La responsabilité des moteurs de recherche dans l’automatisation du traitement des données

Le traitement des données informatiques angoisse, toutes les traces sont pieusement conservées sans que l’on puisse avoir un réel contrôle sur ces dernières. Faire table rase des vestiges électroniques qui errent sur la toile  n’est point chose aisée. Comment réagir lorsqu’à notre nom sont accolés des qualificatifs peu élogieux, voire même strictement ignominieux ?

Fruit d’algorithmes complexes, la fonctionnalité Google Suggest permet, lors de la saisie d’un mot, que soient proposées les épithètes les plus souvent associées lors de la recherche par les internautes. Est-il loisible de considérer que de telles suggestions revêtent un caractère diffamatoire et plus précisément, Google peut-il être tenu pour responsable de tels résultats ?

Dans l’arrêt rendu le 19 juin 2013, la première Chambre civile de la Cour de cassation a apporté de nouveaux éléments de réponse. 

En l’espèce, une société a assigné le géant Google, car lors de la saisie dans le moteur de recherche du nom de ladite société, la recherche automatique suggérait le terme escroc accolé à la dénomination sociale.

La Cour d’appel de Paris le 14 décembre 2012 a condamné Google en considérant qu’il était civilement responsable des termes qui apparaissaient dans Google Suggest. Il y avait, selon les juges du fond, injure publique.

La diffusion auprès des utilisateurs de termes infamants grâce à un système d’algorithmes mis au point par le moteur de recherche, dénote de l’absence de neutralité dans le traitement des données. Si sous l’angle des usages de l’outil, Google n’a aucun pouvoir, il en va autrement de son fonctionnement technique. Le juge se place ainsi sous cet angle pour déduire que le service n’est pas neutre sur le plan technologique.

Le caractère automatique et a priori objectif du processus ne saurait permettre selon les juges du fond de dédouaner Google de toute responsabilité, puisque certains termes sont écartés d’office par la société lorsqu’ils revêtent notamment un caractère pornographique, relèvent de la haine ou de la violence. L’intégralité du système de suggestion ne reflète donc pas impartialement et exactement la teneur des recherches des utilisateurs.

La Cour de cassation va à rebours du raisonnement tenu en appel. Elle estime en effet que les algorithmes appliqués au traitement des données ont un caractère purement automatique. Les résultats ainsi obtenus sont indépendants de la volonté de la société. La responsabilité de Google ne peut donc être engagée, puisqu’il n’y a pas d’intention de la part de Google de conférer une quelconque signification aux termes suggérés dans le moteur de recherche.   

Pourtant, cette position de la Cour de cassation ne s’inscrit pas dans une trame jurisprudentielle pérenne puisqu’à maintes reprises, Google a été condamné et jugé responsable de son traitement automatique des données.
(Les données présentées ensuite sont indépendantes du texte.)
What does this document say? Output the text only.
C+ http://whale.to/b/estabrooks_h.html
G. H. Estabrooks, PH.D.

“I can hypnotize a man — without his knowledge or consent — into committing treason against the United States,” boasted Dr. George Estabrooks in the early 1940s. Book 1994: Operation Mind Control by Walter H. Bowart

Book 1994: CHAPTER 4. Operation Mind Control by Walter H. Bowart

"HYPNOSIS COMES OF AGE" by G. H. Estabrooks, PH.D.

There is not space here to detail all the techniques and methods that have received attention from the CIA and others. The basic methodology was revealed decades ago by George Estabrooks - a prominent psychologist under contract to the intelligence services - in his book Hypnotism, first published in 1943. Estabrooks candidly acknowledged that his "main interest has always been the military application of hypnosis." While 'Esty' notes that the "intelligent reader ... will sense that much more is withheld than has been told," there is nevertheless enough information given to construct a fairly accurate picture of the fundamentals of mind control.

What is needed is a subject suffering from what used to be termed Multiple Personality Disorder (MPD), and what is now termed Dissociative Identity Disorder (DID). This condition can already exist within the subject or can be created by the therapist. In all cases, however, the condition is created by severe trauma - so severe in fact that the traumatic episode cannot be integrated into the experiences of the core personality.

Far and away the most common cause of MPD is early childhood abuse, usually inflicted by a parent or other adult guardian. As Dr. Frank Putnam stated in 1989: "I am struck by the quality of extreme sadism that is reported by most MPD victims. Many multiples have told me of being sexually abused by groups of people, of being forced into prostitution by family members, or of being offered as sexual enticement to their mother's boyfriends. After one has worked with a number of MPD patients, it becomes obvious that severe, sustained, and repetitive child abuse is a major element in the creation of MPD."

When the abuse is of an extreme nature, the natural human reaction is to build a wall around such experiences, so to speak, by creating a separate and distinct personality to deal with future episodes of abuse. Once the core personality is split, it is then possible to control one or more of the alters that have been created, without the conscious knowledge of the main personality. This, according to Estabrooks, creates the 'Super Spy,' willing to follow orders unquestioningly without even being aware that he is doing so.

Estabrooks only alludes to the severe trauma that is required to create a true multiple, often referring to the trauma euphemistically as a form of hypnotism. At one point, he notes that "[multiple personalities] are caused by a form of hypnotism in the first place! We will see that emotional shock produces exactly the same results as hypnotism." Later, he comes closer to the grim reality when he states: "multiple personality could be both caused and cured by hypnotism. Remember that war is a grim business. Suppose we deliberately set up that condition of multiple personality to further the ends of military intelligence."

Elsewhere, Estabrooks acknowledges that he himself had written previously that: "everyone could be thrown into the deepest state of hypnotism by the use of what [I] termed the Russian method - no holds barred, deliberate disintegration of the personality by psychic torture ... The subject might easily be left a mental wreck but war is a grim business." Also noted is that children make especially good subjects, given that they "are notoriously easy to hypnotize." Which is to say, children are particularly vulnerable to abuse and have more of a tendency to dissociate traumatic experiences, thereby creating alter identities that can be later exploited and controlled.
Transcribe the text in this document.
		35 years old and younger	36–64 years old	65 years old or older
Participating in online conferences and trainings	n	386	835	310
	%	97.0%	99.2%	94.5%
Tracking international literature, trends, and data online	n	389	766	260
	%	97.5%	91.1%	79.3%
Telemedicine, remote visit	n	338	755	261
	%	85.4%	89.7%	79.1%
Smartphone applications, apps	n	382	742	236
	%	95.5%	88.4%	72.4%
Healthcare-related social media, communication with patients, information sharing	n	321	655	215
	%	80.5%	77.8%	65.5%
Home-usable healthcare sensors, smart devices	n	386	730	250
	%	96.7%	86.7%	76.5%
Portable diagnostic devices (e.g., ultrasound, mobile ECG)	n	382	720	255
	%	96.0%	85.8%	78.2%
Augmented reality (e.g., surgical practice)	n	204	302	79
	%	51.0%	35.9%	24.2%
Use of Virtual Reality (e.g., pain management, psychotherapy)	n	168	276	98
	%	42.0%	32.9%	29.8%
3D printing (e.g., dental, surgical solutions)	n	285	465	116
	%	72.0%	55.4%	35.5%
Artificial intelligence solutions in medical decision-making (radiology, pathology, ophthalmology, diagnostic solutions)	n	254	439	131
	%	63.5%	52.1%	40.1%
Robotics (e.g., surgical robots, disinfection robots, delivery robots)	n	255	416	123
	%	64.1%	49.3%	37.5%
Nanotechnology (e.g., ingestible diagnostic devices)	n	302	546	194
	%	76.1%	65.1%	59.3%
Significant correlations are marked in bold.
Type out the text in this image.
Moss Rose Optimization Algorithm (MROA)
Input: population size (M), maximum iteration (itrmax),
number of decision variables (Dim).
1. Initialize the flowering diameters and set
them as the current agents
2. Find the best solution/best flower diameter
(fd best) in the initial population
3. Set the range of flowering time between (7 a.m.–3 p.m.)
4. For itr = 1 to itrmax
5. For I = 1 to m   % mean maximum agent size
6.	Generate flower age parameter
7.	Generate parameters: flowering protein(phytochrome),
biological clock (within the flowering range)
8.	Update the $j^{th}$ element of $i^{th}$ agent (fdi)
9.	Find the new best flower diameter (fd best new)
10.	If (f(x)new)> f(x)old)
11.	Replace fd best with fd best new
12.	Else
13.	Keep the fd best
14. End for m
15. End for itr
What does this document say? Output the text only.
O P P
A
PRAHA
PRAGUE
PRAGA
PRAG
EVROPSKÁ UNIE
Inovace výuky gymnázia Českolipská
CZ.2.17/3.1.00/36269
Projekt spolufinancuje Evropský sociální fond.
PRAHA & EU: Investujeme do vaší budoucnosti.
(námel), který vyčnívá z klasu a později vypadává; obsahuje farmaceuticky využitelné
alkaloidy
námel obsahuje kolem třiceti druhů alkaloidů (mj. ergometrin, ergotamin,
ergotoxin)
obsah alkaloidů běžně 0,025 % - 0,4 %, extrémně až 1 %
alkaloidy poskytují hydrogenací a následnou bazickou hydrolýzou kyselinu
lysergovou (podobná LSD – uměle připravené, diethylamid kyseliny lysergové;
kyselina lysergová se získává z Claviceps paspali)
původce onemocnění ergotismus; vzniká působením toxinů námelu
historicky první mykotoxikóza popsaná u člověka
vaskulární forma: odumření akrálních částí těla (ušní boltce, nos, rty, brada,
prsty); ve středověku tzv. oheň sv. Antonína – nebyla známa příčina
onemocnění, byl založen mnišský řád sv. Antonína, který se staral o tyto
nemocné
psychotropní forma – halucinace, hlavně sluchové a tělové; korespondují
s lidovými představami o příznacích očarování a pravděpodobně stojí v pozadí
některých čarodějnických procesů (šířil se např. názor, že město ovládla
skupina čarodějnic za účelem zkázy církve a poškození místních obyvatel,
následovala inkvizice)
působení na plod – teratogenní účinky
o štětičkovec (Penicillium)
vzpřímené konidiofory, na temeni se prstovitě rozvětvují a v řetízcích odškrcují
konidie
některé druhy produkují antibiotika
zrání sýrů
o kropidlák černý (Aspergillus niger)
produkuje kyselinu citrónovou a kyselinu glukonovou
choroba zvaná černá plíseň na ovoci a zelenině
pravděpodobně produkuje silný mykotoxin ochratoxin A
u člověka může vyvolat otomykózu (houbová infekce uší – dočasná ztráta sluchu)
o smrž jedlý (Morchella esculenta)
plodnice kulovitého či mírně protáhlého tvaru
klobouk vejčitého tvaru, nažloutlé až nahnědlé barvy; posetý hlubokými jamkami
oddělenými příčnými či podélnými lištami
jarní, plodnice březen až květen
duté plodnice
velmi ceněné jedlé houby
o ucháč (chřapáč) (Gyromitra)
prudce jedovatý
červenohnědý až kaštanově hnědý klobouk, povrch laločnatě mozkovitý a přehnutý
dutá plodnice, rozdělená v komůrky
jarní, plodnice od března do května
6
Le 8 septembre 2010, le tribunal de grande instance de Paris s’est notamment prononcé sur l’association à un patronyme, dans les résultats d’un moteur de recherche, des mots ou qualificatifs suivants « viol », « sataniste », « prison » et « violeur ». (*)

Bien que le système ne fasse qu’écho aux requêtes de ses utilisateurs, le tribunal estime que Google est responsable d’avoir choisi de mettre en place un tel système. Les termes accolés au nom du demandeur portent atteinte à son honneur.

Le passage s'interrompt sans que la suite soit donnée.